Naquele tempo, não existiam gaúchos rio-grandenses, uruguaios ou argentinos. Existiam apenas gaúchos. Um povo mestiço, pobre, marginalizado e transfronteiriço, que pouco a pouco foi conquistando espaço político, simbólico e cultural. Apenas com a consolidação dos Estados nacionais e a fixação das fronteiras é que esse povo foi fragmentado em identidades nacionais distintas, dando origem às categorias modernas de gaúcho argentino, uruguaio e rio-grandense, podendo-se ainda falar em expressões gaúchas no Paraguai e no Chile.
Hoje, os costumes gaúchos são símbolos nacionais na Argentina e no Uruguai e símbolo estadual no Rio Grande do Sul. Esse reconhecimento, porém, não começou na segunda metade do século XX. Já no final do século XIX, durante o governo de Júlio de Castilhos, as tradições, os símbolos e a figura do gaúcho foram institucionalizados como elementos identitários oficiais do Rio Grande do Sul, integrando um projeto republicano de construção de uma identidade regional forte e politicamente coesa. Mais tarde, durante o Estado Novo, esse processo foi aprofundado e rigidamente padronizado com a criação, no Rio Grande do Sul, do Movimento Tradicionalista Gaúcho, que transformou o ethos gaúcho em um folclore campeiro oficial. Essa operação cultural acabou por produzir a visão atual do gaúcho como uma figura homogênea, romantizada e artificial, dissociada de sua origem étnica mestiça, de sua marginalidade histórica e de seu caráter transfronteiriço. Posteriormente, artistas e agentes culturais, entre eles Luiz Marenco, reforçaram e difundiram esse imaginário no campo cultural e político, consolidando-o como símbolo estadual.

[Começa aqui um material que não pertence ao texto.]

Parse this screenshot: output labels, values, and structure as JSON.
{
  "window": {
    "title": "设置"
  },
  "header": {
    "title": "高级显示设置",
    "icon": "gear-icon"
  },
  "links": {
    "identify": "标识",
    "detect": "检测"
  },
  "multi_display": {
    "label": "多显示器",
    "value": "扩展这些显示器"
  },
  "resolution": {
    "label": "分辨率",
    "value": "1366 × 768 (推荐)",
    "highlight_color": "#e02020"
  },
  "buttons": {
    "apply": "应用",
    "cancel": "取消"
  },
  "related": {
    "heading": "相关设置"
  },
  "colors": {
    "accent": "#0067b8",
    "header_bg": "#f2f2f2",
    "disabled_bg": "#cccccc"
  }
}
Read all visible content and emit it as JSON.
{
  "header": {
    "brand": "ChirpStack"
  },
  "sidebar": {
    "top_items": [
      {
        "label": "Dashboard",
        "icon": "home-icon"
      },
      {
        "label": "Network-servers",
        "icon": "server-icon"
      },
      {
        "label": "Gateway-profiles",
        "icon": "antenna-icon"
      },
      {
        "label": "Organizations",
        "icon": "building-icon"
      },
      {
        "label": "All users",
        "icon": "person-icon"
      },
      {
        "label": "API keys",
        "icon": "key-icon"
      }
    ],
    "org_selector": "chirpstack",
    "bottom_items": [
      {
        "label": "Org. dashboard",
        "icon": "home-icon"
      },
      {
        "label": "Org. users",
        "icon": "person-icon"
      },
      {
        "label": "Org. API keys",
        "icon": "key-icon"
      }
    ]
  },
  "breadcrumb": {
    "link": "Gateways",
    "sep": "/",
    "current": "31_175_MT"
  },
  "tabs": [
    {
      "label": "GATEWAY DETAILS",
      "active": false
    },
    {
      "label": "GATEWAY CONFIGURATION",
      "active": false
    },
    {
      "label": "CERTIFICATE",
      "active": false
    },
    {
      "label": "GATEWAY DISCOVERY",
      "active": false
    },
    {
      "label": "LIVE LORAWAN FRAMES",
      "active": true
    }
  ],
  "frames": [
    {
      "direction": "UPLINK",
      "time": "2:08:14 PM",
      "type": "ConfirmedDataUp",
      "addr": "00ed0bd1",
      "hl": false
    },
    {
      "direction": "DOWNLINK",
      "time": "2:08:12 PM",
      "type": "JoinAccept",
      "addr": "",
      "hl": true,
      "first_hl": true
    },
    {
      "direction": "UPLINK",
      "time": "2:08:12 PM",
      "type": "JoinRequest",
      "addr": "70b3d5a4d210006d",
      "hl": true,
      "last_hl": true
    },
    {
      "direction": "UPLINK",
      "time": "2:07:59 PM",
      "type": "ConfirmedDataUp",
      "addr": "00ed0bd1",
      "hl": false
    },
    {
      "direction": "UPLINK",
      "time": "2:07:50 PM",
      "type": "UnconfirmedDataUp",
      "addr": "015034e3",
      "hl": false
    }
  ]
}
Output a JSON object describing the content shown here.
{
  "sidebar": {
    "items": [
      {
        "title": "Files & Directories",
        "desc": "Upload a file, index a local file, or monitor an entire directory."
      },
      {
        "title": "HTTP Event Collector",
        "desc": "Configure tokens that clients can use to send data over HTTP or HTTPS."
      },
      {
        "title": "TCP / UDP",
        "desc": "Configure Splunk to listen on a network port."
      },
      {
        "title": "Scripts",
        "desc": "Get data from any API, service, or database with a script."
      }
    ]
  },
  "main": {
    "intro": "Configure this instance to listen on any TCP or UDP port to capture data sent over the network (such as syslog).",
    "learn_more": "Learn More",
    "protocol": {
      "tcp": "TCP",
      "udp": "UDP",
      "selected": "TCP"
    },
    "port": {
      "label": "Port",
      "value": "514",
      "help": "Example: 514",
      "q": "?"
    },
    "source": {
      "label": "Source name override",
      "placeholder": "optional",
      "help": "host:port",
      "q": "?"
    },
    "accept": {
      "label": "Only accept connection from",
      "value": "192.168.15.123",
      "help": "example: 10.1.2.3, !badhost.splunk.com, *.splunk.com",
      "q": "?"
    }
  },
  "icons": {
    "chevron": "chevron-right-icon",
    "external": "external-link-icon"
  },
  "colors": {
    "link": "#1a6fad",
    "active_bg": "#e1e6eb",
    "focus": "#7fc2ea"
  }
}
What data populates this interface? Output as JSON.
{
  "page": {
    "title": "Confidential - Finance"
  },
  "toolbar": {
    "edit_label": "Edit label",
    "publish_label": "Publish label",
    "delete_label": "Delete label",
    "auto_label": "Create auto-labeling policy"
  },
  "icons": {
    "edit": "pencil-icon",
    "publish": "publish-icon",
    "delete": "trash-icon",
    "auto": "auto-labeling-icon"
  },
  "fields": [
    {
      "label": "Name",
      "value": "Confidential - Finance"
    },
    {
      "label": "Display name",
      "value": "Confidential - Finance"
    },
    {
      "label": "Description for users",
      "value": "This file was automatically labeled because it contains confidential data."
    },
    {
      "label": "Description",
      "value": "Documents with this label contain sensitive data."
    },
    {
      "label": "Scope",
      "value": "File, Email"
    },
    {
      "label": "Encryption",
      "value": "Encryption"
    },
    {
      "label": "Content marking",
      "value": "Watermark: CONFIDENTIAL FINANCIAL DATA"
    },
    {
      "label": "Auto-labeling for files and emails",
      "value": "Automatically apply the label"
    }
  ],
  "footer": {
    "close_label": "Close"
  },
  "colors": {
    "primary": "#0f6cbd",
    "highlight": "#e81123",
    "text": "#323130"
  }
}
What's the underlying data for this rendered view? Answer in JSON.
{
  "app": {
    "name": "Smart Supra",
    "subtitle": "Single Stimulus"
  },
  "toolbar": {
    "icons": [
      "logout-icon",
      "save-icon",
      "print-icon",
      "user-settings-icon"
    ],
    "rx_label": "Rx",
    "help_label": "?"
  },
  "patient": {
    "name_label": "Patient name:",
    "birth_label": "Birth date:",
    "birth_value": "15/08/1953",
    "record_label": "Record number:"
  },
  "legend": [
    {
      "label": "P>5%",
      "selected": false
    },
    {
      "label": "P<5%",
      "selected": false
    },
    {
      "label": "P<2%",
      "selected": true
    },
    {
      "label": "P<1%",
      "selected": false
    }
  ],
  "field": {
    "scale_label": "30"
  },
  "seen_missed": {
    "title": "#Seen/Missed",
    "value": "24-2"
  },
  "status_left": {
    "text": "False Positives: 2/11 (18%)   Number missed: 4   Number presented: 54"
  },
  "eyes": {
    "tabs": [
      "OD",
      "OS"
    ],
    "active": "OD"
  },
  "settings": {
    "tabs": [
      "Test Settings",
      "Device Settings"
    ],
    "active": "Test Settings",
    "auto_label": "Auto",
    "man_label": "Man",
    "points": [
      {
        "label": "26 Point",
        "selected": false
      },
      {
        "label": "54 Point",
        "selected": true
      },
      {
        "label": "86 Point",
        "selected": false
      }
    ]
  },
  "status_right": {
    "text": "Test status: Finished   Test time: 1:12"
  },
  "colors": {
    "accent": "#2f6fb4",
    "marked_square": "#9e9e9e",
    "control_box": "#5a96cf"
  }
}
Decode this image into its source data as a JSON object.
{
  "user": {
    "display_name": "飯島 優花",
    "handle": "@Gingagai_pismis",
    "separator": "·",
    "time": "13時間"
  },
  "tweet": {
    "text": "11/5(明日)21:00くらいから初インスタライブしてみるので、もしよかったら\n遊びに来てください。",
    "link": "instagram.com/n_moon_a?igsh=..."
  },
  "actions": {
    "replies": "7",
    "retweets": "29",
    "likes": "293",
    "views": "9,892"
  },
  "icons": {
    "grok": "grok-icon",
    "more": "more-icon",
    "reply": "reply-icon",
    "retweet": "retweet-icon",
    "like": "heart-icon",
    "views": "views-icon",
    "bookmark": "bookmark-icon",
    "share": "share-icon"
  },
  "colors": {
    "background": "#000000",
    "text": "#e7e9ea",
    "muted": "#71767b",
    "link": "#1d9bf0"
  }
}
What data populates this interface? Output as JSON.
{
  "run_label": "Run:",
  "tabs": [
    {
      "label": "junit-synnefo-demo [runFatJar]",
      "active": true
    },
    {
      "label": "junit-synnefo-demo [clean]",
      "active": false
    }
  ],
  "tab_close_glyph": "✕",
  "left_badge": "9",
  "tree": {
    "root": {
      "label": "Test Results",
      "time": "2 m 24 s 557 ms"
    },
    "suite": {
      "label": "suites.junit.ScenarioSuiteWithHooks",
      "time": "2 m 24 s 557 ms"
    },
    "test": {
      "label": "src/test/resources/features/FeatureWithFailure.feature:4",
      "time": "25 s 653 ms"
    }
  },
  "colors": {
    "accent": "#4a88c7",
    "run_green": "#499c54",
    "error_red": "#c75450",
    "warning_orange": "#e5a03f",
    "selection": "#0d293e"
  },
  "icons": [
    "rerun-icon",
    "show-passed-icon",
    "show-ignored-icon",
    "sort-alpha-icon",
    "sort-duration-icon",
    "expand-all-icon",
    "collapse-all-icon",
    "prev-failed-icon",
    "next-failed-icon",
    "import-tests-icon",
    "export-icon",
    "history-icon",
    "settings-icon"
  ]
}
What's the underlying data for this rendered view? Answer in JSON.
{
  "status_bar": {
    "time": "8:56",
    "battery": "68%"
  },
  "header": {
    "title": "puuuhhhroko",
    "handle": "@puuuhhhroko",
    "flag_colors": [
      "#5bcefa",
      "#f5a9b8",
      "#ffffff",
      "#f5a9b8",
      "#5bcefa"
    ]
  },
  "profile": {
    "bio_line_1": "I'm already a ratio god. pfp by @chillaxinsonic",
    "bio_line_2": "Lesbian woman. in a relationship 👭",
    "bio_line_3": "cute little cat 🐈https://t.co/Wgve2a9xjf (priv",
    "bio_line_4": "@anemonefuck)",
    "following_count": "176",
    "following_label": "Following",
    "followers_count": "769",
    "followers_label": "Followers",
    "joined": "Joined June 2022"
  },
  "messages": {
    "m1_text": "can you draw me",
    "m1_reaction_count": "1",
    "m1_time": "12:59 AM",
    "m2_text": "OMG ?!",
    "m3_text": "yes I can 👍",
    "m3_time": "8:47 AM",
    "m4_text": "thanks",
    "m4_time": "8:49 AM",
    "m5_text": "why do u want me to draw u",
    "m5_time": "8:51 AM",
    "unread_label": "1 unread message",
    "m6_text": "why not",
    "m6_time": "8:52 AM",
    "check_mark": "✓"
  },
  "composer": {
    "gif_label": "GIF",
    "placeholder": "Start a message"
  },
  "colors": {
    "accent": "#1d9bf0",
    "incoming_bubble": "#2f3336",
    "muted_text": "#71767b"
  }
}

Assim, chamar todo nascido no Rio Grande do Sul de gaúcho é uma generalização histórica que apaga a existência de um povo específico, com origem, trajetória e identidade próprias. O gaúcho não nasce do Estado, nem da imigração europeia, nem do folclore institucionalizado. Ele nasce da ruína do mundo missioneiro, da violência da fronteira, da mestiçagem forçada e da sobrevivência à margem. Reconhecer isso não diminui a cultura rio-grandense, mas a torna mais honesta, mais profunda e mais fiel à complexidade histórica do território oriental-riograndino.